Certains suggèrent un allongement des prestations qui ciblerait les familles incapables de trouver une place en service de garde. Une telle mesure, appliquée sans aucune autre balise, risquerait cependant de renforcer le rôle traditionnel des femmes comme principales dispensatrices des soins aux enfants.

Le Québec pourrait plutôt s’inspirer du programme suédois de prestations parentales, tout en évitant certains de ses écueils. La Suède propose en effet un programme qui vise à promouvoir l’égalité entre les parents, par la participation des pères aux soins. Depuis quelques semaines, elle offre aussi aux grands-parents et aux proches la possibilité d’utiliser une partie des prestations parentales.

Les congés parentaux au Québec

Le Régime québécois de prestations parentales est accessible aux parents ayant gagné un revenu minimum de 2000 $ au cours de l’année précédant la demande. Il existe deux régimes, celui de base et un régime particulier, chacun offrant des options de flexibilité en termes de durée et de taux de remplacement du revenu. Dans les deux cas, le salaire maximum assurable est de 94 000 $.

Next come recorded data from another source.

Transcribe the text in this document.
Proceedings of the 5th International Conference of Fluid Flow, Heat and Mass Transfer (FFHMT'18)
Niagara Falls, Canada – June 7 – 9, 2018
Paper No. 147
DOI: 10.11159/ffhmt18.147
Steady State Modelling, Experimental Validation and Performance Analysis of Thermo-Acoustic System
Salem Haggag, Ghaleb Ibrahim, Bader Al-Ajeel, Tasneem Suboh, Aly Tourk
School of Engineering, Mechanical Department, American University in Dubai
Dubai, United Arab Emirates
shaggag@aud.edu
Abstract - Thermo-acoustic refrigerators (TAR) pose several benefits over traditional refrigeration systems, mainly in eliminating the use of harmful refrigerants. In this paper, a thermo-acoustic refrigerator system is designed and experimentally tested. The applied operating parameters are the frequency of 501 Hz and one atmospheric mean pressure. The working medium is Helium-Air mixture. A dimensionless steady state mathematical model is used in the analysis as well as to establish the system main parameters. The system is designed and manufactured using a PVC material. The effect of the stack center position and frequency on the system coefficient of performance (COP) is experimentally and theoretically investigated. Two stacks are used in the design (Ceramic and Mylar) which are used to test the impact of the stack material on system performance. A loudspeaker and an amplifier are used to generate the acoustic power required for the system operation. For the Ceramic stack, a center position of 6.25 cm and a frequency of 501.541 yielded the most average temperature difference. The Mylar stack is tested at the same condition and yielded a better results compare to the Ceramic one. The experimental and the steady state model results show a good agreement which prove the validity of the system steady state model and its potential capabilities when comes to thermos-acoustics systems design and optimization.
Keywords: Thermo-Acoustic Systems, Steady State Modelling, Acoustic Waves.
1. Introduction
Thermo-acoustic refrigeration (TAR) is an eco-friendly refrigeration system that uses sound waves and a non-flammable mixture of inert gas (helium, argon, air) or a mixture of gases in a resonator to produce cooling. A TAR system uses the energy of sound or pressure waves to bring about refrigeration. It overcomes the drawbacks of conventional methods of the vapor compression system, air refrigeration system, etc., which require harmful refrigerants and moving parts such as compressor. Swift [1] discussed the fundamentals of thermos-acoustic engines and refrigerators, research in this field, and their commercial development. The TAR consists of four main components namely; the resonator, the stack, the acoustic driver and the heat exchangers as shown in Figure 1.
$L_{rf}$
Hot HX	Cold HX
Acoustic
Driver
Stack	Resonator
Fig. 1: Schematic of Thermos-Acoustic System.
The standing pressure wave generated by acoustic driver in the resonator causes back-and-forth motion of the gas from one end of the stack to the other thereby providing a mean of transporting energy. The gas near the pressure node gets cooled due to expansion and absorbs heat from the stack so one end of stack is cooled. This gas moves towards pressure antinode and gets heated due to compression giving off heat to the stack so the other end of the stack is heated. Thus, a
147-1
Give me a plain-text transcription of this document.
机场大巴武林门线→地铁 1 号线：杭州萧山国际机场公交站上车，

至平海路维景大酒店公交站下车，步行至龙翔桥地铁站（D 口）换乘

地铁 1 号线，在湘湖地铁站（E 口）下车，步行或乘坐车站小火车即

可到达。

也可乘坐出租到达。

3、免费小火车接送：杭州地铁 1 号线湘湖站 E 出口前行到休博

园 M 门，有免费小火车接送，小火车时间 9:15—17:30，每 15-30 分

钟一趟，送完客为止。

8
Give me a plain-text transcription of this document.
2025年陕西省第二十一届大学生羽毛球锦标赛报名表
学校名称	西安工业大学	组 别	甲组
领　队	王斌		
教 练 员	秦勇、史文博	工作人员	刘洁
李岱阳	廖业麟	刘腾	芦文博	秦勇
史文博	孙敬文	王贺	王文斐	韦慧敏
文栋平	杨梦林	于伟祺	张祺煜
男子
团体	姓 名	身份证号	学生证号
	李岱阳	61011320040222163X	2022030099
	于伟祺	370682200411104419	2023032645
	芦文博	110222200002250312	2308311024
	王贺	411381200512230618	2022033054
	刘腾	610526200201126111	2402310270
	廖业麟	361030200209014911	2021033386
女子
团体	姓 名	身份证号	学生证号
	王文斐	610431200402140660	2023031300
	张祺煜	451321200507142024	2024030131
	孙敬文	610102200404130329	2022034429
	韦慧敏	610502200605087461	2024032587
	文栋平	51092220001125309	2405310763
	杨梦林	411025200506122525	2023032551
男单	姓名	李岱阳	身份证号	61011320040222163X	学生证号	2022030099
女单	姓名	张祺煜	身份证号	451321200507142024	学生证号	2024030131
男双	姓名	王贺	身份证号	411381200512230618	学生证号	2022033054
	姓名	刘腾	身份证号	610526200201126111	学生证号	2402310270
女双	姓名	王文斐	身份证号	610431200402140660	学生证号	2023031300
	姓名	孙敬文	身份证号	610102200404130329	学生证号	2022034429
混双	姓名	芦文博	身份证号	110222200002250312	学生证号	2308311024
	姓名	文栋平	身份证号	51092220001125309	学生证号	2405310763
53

Le régime de base prévoit un congé pour grossesse et accouchement de 18 semaines avec un taux de remplacement de 70 % du revenu. Le parent qui n’a pas donné naissance bénéficie pour sa part d’un congé de 5 semaines (aussi à 70 %). Les parents peuvent aussi partager 32 semaines avec un taux de remplacement de 70 % pour les 7 premières semaines, et de 55 % pour les 25 semaines suivantes.

Le régime particulier offre une plus courte période de prestations avec un taux de remplacement du salaire plus élevé aux parents qui souhaitent maximiser leur revenu sur une période plus brève. Ce régime offre 15 semaines de congé aux mères, 3 semaines au second parent et 25 semaines à partager, dans tous les cas avec un taux de remplacement du salaire de 75 %.

Pour chacun des régimes, le Québec incite aussi au partage des prestations parentales en offrant des semaines supplémentaires de congé payé si les deux parents prennent chacun un nombre minimum de semaines de prestations. L’objectif est de favoriser une utilisation accrue et prolongée des prestations par les pères ou le second parent et, ultimement, une plus grande égalité.

Même si les parents québécois ont un meilleur accès aux prestations parentales qu’ailleurs au pays, certaines inégalités persistent. En moyenne, 84 % des mères et 74 % des pères ayant accueilli un nouvel enfant perçoivent des prestations. Les mères se retirent du marché du travail bien plus longtemps (45,9 semaines) que les pères (9,7 semaines). De plus, seulement 83 % des familles québécoises utilisent pleinement leurs prestations.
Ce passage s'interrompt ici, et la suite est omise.